Further innovations by Nosler included new techniques of manufacturing bullet jackets that yielded more consistent expansion, better core bonding techniques to prevent separation of the lead core from the copper jacket, and the plastic Ballistic Tip (polymer nose cone) used to provide hollow point bullets a streamlined shape of boat tail Spitzer bullets. The Nosler Ballistic Tip design has been copied by other manufacturers, such as the V-Max, ELD and A-Tip (aluminum tip) series bullets by Hornady. John Nosler sold the production facilities to his son in 1988, and died at his home in Bend, Oregon, on October 10, 2010.

==Company information==
Today, Nosler makes a number of different hunting bullets for rifle, handgun, and muzzle-loaders. They also manufacture brass and sell loaded ammunition, and Nosler Custom has recently begun to sell limited edition and semi-custom hunting rifles. The original Partition design bullet still is the company's flagship product. It has undergone many refinements over the years, but the basic design concept has remained unchanged.

==Company news==
Nosler experienced a massive explosion at their plant in Bend, Oregon, on June 2, 2010. No one was harmed in the blast.

In February 2015, Nosler announced plans to expand their long-standing operations in Bend, Oregon to their neighboring city of Redmond, where the company purchased 60 acres of undeveloped land in December 2014. Construction of a 30,000 sq. ft. building is planned for completion in 2016 and will house Nosler's growing ammunition and cartridge brass operations, including the manufacturing of their SSA by Nosler product line based on the company's acquisition of Silver State Armory in 2013. The expansion is expected to add approximately 20 jobs in Central Oregon and will allow the original Bend plant to focus exclusively on bullet production.

==Company developments==
In 2006 Nosler announced its very first rifle offering, the Model 48 Trophy Grade.

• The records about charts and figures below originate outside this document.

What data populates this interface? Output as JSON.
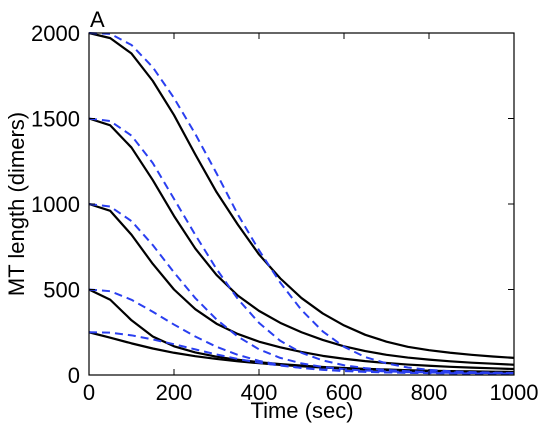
{
  "panel_label": "A",
  "chart_data": {
    "type": "line",
    "xlabel": "Time (sec)",
    "ylabel": "MT length (dimers)",
    "xlim": [
      0,
      1000
    ],
    "ylim": [
      0,
      2000
    ],
    "x_ticks": [
      0,
      200,
      400,
      600,
      800,
      1000
    ],
    "y_ticks": [
      0,
      500,
      1000,
      1500,
      2000
    ],
    "x_tick_labels": [
      "0",
      "200",
      "400",
      "600",
      "800",
      "1000"
    ],
    "y_tick_labels": [
      "0",
      "500",
      "1000",
      "1500",
      "2000"
    ],
    "grid": false,
    "legend": "none",
    "colors": {
      "solid": "#000000",
      "dashed": "#2a3ff0",
      "axes": "#000000"
    },
    "x": [
      0,
      50,
      100,
      150,
      200,
      250,
      300,
      350,
      400,
      450,
      500,
      550,
      600,
      650,
      700,
      750,
      800,
      850,
      900,
      950,
      1000
    ],
    "series": [
      {
        "style": "solid",
        "values": [
          2000,
          1970,
          1880,
          1720,
          1520,
          1290,
          1070,
          880,
          705,
          565,
          450,
          360,
          290,
          235,
          195,
          165,
          145,
          130,
          118,
          108,
          100
        ]
      },
      {
        "style": "solid",
        "values": [
          1500,
          1460,
          1330,
          1140,
          930,
          740,
          585,
          465,
          375,
          305,
          250,
          205,
          168,
          140,
          118,
          102,
          90,
          80,
          72,
          66,
          60
        ]
      },
      {
        "style": "solid",
        "values": [
          1000,
          960,
          820,
          650,
          500,
          385,
          300,
          240,
          195,
          162,
          135,
          112,
          95,
          81,
          70,
          61,
          54,
          48,
          43,
          39,
          35
        ]
      },
      {
        "style": "solid",
        "values": [
          500,
          440,
          320,
          225,
          168,
          132,
          107,
          89,
          75,
          64,
          55,
          47,
          41,
          36,
          32,
          28,
          25,
          23,
          21,
          19,
          18
        ]
      },
      {
        "style": "solid",
        "values": [
          250,
          218,
          185,
          155,
          130,
          110,
          94,
          80,
          69,
          59,
          51,
          44,
          38,
          33,
          29,
          25,
          22,
          20,
          18,
          16,
          15
        ]
      },
      {
        "style": "dashed",
        "values": [
          2000,
          1995,
          1930,
          1800,
          1620,
          1410,
          1180,
          940,
          730,
          540,
          380,
          255,
          165,
          105,
          68,
          44,
          30,
          22,
          17,
          14,
          12
        ]
      },
      {
        "style": "dashed",
        "values": [
          1500,
          1485,
          1400,
          1240,
          1030,
          820,
          620,
          445,
          305,
          200,
          130,
          85,
          57,
          40,
          29,
          22,
          18,
          15,
          13,
          12,
          11
        ]
      },
      {
        "style": "dashed",
        "values": [
          1000,
          985,
          900,
          760,
          600,
          450,
          325,
          225,
          150,
          100,
          68,
          47,
          34,
          26,
          21,
          17,
          15,
          13,
          12,
          11,
          10
        ]
      },
      {
        "style": "dashed",
        "values": [
          500,
          490,
          440,
          370,
          295,
          225,
          165,
          118,
          83,
          58,
          41,
          30,
          23,
          18,
          15,
          13,
          11,
          10,
          9,
          9,
          8
        ]
      },
      {
        "style": "dashed",
        "values": [
          250,
          248,
          232,
          208,
          180,
          150,
          120,
          94,
          72,
          55,
          42,
          32,
          25,
          20,
          16,
          13,
          11,
          10,
          9,
          8,
          7
        ]
      }
    ]
  }
}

Nosler announced the company's first proprietary cartridge, the 26 Nosler, as the world's most powerful 6.5mm cartridge commercially available during SHOT Show in January 2014. In January 2015, Nosler introduced the company's second cartridge, the 28 Nosler, a 7mm rifle cartridge based on the 26 Nosler case. Since their release, the 26 Nosler and 28 Nosler have been known for high muzzle velocities and extremely flat trajectories. The parent case for both cartridges is based on the .300 Remington Ultra Magnum case.

In October 2014, Nosler introduced Ballistic Tip Ammunition as the latest product offering in their factory loaded ammunition. The ammunition is loaded exclusively with Nosler's line of Ballistic Tip hunting bullets, a polymer-tipped projectile made popular by the company when introduced in 1984 as a premium choice for hunting medium-sized game such as deer, antelope and wild hogs. The Ballistic Tip Ammunition line pairs the performance of the Ballistic Tip projectile with Nosler's own component brass.

Late 2014 Nosler revamped the Model 48 line. It did away with the Trophy Grade Rifle and replaced it with the Patriot Rifle. The new rifle has a Basix trigger and Bell and Carlson stock. For the most accuracy out of the Patriot, Nosler incorporated an aluminum bedding chassis into the aramid-fiber reinforced carbon fiber stock, and the barrel is free-floated. The stock is a hand laid-up laminate that is elephant gray with black epoxy webbed over the surface. Which means it's never going to warp or crack. The comb is straight with a pancake cheekpiece and a thick, solid pistol grip. The Patriot rifle chambered in .26 Nosler should be an effective hunting combination from the mountains to the prairies.

Early 2016 Nosler introduced its third cartridge the .30 Nosler.

October 2016 Nosler introduces a new line of Competition / Target Bullets - RDF Bullets

October 2016 Nosler introduces the .33 Nosler

January 2017 Nosler introduced the .22 Nosler.